The Abused Werewolf Rescue Group
by Catherine Jinks
Recommended Ages: 13+
Thirteen-year-old Toby Vandevelde falls asleep in bed one full-moonlit night, and wakes up the next day in an MRI machine. Nobody, least of all Toby himself, can explain how or why he turned up naked in the dingo pen at a suburban Sydney zoo. His mother suspects epilepsy, until a pediatrician rules that out. The only explanation anybody has to offer is one that Toby's mum considers crazy. Toby doesn't quite believe it either... but he's afraid it might be true. He's afraid Father Ramon and his intense young friend Reuben might not be lying—or raving—when they warn Toby that he is a werewolf.
Reuben says he's a werewolf too, and he and the priest can help Toby deal with his condition. Toby does not yet know how much experience Father Ramon has with caring for those most vulnerable of all God's creatures, the undead. He doesn't know what you and I know: that this is a sequel to a hilarious and hair-raising book called The Reformed Vampire Support Group. So you get to enjoy Toby's surprise as he finds out that vampires, werewolves, and zombies(!) are real(!!). Not cool, not powerful, not sparkly-cute, not sexy (with a few exceptions). Vampires, for example, are immortal but not invincible; mostly, being one is like having to live forever with a digestive disorder, only some vampires are more dangerous to mortals than others. Werewolves, on the other hand, have to lock themselves up one night a month to avoid hurting their nearest and dearest, if they have any after the stigma of being a monster; they are also at risk of being kidnapped and forced to kill or be killed in a big-business blood-sport. As for zombies... we find out where they come from in this book. Don't let me spoil it for you.

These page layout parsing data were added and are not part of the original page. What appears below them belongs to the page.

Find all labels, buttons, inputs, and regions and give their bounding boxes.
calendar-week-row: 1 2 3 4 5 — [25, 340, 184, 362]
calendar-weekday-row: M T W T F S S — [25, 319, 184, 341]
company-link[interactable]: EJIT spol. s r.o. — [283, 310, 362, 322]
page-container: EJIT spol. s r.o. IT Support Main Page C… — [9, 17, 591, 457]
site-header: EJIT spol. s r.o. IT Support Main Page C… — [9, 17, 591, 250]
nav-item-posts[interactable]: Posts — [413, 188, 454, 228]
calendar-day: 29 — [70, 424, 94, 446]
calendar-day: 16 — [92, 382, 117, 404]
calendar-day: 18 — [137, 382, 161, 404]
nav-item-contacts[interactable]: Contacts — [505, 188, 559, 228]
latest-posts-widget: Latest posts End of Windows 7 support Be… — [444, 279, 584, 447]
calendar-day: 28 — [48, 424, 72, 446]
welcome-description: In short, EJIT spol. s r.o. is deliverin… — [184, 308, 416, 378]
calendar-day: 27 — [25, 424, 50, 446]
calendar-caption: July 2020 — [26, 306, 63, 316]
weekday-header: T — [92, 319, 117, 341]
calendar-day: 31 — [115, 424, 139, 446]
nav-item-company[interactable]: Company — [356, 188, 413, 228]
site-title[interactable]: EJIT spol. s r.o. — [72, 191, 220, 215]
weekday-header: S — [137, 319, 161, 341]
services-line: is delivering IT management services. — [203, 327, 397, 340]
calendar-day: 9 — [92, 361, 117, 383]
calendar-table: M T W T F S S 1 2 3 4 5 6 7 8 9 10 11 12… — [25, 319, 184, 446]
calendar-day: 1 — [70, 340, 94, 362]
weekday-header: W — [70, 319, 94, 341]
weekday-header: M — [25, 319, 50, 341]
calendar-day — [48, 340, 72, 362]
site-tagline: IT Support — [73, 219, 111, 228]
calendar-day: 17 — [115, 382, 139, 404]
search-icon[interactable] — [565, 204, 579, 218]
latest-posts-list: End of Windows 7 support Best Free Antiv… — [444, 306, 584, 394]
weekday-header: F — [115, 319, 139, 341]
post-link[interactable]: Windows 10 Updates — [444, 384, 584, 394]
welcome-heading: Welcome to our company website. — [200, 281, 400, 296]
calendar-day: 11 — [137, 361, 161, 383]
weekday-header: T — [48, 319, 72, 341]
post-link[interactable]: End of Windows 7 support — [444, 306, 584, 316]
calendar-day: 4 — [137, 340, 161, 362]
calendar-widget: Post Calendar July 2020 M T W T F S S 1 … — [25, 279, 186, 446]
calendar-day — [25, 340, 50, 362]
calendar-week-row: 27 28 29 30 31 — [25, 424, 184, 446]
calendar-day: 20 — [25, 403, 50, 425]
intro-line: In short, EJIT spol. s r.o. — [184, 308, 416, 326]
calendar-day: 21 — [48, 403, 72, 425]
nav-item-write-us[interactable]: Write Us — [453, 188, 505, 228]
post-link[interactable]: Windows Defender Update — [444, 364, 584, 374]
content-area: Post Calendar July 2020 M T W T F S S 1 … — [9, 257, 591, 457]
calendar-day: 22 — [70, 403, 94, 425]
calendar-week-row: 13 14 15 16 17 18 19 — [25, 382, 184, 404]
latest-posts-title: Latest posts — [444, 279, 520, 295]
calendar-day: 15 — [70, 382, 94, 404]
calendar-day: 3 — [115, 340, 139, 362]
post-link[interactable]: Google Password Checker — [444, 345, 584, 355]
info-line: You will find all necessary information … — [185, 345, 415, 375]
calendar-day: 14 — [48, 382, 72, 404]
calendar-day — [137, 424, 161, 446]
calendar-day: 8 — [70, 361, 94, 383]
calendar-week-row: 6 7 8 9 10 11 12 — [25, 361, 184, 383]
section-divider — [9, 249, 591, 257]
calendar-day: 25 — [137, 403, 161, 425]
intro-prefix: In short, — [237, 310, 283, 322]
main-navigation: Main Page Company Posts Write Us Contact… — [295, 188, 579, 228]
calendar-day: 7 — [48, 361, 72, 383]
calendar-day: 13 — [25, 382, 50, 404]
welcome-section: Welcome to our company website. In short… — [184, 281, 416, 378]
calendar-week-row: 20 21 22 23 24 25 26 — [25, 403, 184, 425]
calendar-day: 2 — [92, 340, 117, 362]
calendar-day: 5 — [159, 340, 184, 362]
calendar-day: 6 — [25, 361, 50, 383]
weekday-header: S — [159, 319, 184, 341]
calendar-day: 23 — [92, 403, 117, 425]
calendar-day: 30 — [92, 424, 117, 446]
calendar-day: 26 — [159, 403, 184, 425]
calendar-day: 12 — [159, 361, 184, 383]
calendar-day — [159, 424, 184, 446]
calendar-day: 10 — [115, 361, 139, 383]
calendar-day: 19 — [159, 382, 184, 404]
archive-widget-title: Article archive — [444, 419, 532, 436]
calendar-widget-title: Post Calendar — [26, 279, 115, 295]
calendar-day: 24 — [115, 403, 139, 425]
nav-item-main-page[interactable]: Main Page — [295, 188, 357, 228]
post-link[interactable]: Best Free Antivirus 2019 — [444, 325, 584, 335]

Young Toby's journey of self-discovery is a humorous upside-downifying of the late teen and tween undead craze, bringing to the genre a sensibility more of Woody Allen than of Anne Rice. There's a touch of hopeless romance in it, a streak of macabre slapstick, and a peculiar strain of the horror bug in which the most dreaded events play out under the harsh glare of daylight in the wide-open Outback. The bad guys are bad, but some of the good guys are almost worse. Be that as it may, you can't keep a good werewolf down (well, mostly). By the end, Toby is mouthing such group-therapeutic slogans as, "There's an 'I can' in 'lycanthropy.'" You've laughed. You've cringed. You've fallen in love (again, maybe) with a cast of characters so down to earth that they're downright subterranean. A new species of lunatic has joined the asylum; the crusade to end the werewolf-fighting industry seems to be only beginning; and hopes for a third book in the series are high. More books should end with such a satisfying feeling!
Speaking of "more books," Catherine Jinks is also the author of the "Evil Genius" trilogy; a four-part series of medieval adventures featuring a knight named Pagan; a four-book series about a juvenile ghost-hunter named Allie; a new series about monster-hunters starting with How to Catch a Bogle; and numerous other interesting titles, listed here.